Os povos do mundo querem ser artífices do seu próprio destino. Querem caminhar em paz pela justiça. Não querem tutelas nem interferências, onde o mais forte subordina o mais fraco. Querem que a sua cultura, o seu idioma, os seus processos sociais e tradições religiosas sejam respeitados. Nenhum poder efetivamente constituído tem direito de privar os países pobres do pleno exercício da sua soberania e, quando o fazem, vemos novas formas de colonialismo que afetam seriamente as possibilidades de paz e justiça, porque a paz funda-se não só no respeito pelos direitos do homem, mas também no respeito pelo direito dos povos, sobretudo o direito à independência.
Os povos da América Latina alcançaram, como um parto doloroso, a sua independência política e, desde então, viveram já quase dois séculos duma história dramática e cheia de contradições, procurando conquistar uma independência plena.

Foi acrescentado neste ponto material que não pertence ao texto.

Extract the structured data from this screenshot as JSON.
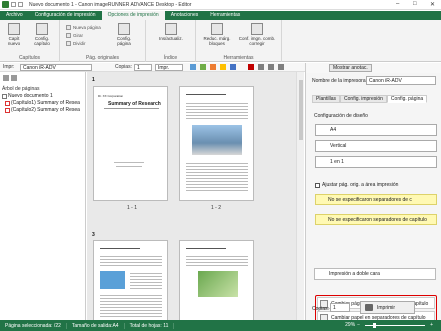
{
  "window": {
    "title": "Nuevo documento 1 - Canon imageRUNNER ADVANCE Desktop - Editor",
    "minimize": "–",
    "maximize": "□",
    "close": "✕"
  },
  "ribbon_tabs": [
    "Archivo",
    "Configuración de impresión",
    "Opciones de impresión",
    "Anotaciones",
    "Herramientas"
  ],
  "ribbon": {
    "groups": {
      "capitulos": "Capítulos",
      "pag_originales": "Pág. originales",
      "indice": "Índice",
      "herramientas": "Herramientas"
    },
    "buttons": {
      "capit_nuevo": "Capít nuevo",
      "config_capitulo": "Config. capítulo",
      "nueva_pagina": "Nueva página",
      "girar": "Girar",
      "dividir": "Dividir",
      "config_pagina": "Config. página",
      "ins_actualiz": "Ins/actualiz.",
      "reduc_marg": "Reduc. márg. bloques",
      "conf_imgn": "Conf. imgn. comb. corregir"
    }
  },
  "toolbar": {
    "printer_label": "Impr:",
    "printer_value": "Canon iR-ADV",
    "copies_label": "Copias:",
    "copies_value": "1",
    "mode_value": "Impr."
  },
  "left_panel": {
    "header": "Árbol de páginas",
    "tree": [
      {
        "label": "Nuevo documento 1"
      },
      {
        "label": "(Capítulo1) Summary of Resea"
      },
      {
        "label": "(Capítulo2) Summary of Resea"
      }
    ]
  },
  "pages": {
    "p1_num": "1",
    "p3_num": "3",
    "label_1_1": "1 - 1",
    "label_1_2": "1 - 2",
    "p1_heading": "Summary of Research",
    "p1_top": "Dr. XX Corporation"
  },
  "right_panel": {
    "show_annotations": "Mostrar anotac.",
    "printer_name_label": "Nombre de la impresora:",
    "printer_name_value": "Canon iR-ADV",
    "tabs": [
      "Plantillas",
      "Config. impresión",
      "Config. página"
    ],
    "layout_label": "Configuración de diseño",
    "paper": "A4",
    "orientation": "Vertical",
    "pages_per_sheet": "1 en 1",
    "fit_label": "Ajustar pág. orig. a área impresión",
    "chapter_sep_1": "No se especificaron separadores de c",
    "chapter_sep_2": "No se especificaron separadores de capítulo",
    "change_page_sep": "Cambiar página en separadores de capítulo",
    "change_paper_sep": "Cambiar papel en separadores de capítulo",
    "duplex": "Impresión a doble cara",
    "copies_label": "Copias:",
    "copies_value": "1",
    "print_button": "Imprimir"
  },
  "status": {
    "selected_page": "Página seleccionada: /22",
    "output_size": "Tamaño de salida:A4",
    "total_sheets": "Total de hojas: 11",
    "zoom": "29%"
  },
  "colors": {
    "accent": "#217346",
    "highlight": "#fff9b3",
    "focus": "#dd0000"
  }
}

Nos últimos anos, depois de tantos mal-entendidos, muitos países latino-americanos viram crescer a fraternidade entre os seus povos. Os governos dessa região juntaram seus esforços para fazer respeitar a sua soberania, a de cada país e da região como um todo que, de forma muito bela como faziam os nossos antepassados, chamam de Pátria Grande. Peço-vos que cuidem e façam crescer esta unidade. É necessário manter a unidade contra toda a tentativa de divisão, para que essa região cresça em paz e justiça.
Digamos NÃO às velhas e novas formas de colonialismo. Digamos SIM ao encontro entre povos e culturas. Bem-aventurados os que trabalham pela paz.
Asseguro-lhes que o futuro da humanidade não está unicamente nas mãos dos grandes dirigentes, das grandes potências e das elites. Está fundamentalmente nas mãos dos povos; na sua capacidade de se organizarem e também nas mãos que regem, com humildade e convicção, este processo de mudança.
8.4- Fé e Política
Na Exortação Apostólica Evangelii Gaudium de 24 de novembro de 2014, o Papa Francisco traz elementos fundamentais para aprofundamento do debate sobre fé e política.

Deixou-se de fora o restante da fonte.